Alex Jones est en colère. Le créateur du site
conspirationniste Infowars, figure de proue de l'«alt-right», un mouvement
américain d'extrême droite, a récemment été banni de la majorité des grands
réseaux sociaux. YouTube, Facebook et Twitter ont supprimé ses comptes pour
«comportement abusif» et incitation à la haine. Mais aucun bannissement n'a
rendu Alex Jones plus furieux que celui de PayPal. Fin septembre, l'entreprise
américaine, qui propose des solutions afin de faciliter les transactions en
ligne, avait annoncé la résiliation de son contrat avec Infowars et son
créateur. Le 2 octobre, Alex Jones a annoncé qu'il portait
plainte contre PayPal. «Il est bien connu que les entreprises de
technologie, notamment dans la Silicon Valley, discriminent les organisations
et les individus conservateurs», a affirmé l'Américain, connu notamment pour sa
négation de l'existence de la tuerie de l'école primaire de Sandy Hook. Il
utilisait PayPal pour vendre des produits dérivés et des compléments
alimentaires.
Une pression mondiale
Les réseaux sociaux comme Twitter ou Facebook sont
régulièrement critiqués pour leur mauvaise modération de la haine et du
harcèlement en ligne. On sait moins que d'autres entreprises sont confrontées à
des enjeux similaires. C'est le cas des sociétés spécialisées dans le paiement
en ligne, comme PayPal, Stripe, ou le financement participatif, type Patreon ou
Tipeee. Toutes sont très populaires auprès des internautes: grâce à elles, il
suffit de quelques clics pour lancer sa boutique en ligne, ou réaliser une
collecte de fonds, bien plus simplement qu'en passant par une banque ou
d'autres acteurs classiques du paiement. Mais militants et internautes font de
plus en plus pression sur ces entreprises. En cause, certains de leurs clients
associés à l'«alt-right», le suprématisme blanc, des mouvements anti-islam ou
anti-immigration.
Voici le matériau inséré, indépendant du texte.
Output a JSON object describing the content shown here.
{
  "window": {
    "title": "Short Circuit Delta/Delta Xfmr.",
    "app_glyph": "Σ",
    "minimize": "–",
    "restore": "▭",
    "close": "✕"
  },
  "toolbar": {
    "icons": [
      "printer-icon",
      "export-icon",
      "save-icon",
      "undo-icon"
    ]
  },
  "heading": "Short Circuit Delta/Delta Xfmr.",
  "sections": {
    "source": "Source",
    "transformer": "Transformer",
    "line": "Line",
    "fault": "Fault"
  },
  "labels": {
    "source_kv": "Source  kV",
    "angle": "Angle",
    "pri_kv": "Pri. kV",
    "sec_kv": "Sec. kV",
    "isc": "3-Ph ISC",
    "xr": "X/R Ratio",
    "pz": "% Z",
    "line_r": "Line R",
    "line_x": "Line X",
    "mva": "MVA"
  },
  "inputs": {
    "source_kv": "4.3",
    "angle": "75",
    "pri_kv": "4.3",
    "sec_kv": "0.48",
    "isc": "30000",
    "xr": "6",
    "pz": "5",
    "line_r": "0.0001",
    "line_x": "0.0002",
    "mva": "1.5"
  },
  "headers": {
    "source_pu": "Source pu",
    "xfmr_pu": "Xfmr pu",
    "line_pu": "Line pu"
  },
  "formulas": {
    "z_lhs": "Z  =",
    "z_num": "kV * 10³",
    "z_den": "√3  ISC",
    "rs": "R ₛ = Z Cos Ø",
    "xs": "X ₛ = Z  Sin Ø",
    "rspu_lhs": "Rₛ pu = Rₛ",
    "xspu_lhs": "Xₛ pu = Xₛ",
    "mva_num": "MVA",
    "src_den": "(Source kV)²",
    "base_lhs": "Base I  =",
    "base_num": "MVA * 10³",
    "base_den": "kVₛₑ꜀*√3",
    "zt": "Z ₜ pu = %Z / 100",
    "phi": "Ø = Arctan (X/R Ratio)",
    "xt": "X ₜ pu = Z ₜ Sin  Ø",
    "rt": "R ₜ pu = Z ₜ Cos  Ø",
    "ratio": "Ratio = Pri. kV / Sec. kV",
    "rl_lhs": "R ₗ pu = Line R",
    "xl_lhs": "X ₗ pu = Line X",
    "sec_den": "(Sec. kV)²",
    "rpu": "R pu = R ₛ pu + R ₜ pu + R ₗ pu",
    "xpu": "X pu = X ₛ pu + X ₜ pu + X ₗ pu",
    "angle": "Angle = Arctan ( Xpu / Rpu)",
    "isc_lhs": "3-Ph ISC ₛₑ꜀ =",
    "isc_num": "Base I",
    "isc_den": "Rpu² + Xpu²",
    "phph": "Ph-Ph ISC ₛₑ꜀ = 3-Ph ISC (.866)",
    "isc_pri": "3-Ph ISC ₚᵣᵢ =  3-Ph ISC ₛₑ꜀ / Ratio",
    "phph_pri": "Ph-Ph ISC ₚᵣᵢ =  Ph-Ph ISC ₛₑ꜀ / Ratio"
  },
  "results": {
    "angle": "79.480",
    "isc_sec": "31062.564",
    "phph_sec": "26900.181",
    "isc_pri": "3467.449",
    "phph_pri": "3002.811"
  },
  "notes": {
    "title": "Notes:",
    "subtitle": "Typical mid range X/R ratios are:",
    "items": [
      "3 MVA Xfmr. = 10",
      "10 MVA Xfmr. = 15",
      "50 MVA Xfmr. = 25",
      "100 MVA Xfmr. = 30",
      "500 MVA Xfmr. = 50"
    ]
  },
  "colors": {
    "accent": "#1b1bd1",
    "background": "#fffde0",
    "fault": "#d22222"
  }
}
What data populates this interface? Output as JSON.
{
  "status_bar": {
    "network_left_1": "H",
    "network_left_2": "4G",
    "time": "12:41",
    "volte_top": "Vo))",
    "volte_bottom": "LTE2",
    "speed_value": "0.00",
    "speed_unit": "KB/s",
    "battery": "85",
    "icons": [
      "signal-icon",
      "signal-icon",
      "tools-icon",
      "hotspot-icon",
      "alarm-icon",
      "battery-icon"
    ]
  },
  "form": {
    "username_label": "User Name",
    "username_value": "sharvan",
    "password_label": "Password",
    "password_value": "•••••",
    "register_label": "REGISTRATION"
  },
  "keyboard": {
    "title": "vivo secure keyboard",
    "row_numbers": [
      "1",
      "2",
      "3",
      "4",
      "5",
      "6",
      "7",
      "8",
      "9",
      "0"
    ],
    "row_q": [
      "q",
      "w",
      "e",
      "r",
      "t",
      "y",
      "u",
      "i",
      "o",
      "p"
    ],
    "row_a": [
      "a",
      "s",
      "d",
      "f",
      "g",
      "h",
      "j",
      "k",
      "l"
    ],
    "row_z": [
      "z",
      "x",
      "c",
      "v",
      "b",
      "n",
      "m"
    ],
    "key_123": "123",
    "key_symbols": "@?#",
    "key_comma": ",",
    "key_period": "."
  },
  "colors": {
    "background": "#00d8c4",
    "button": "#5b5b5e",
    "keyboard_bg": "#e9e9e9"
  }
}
À l'instar d'Alex Jones, de nombreuses organisations ou personnalités
proches de l'extrême droite américaine ont vu leurs comptes suspendus chez des
sites comme PayPal, Stripe, Apple Pay, GoFundMe, Patreon ou YouCaring. Le
phénomène a aussi atteint la France.
Pour expliquer ces suspensions, ces sites invoquent à chaque
fois une atteinte à leurs conditions d'utilisation, qui punissent les appels à
la violence et la haine en ligne. Stripe indique ainsi au Figaro que,
«comme indiqué dans nos conditions d'utilisation, notre service ne peut pas
être utilisé par les entreprises ou les associations qui incitent à la violence
envers les individus ou les groupes, sur la base de leur origine, de leur
religion, de leur handicap, de leur genre, de leur orientation sexuelle, ou
d'une caractéristique immuable de leur identité». Même discours chez PayPal,
qui «s'engage à s'assurer que notre plateforme ne soit pas utilisée pour
inciter à la haine ou à l'intolérance discriminatoire.»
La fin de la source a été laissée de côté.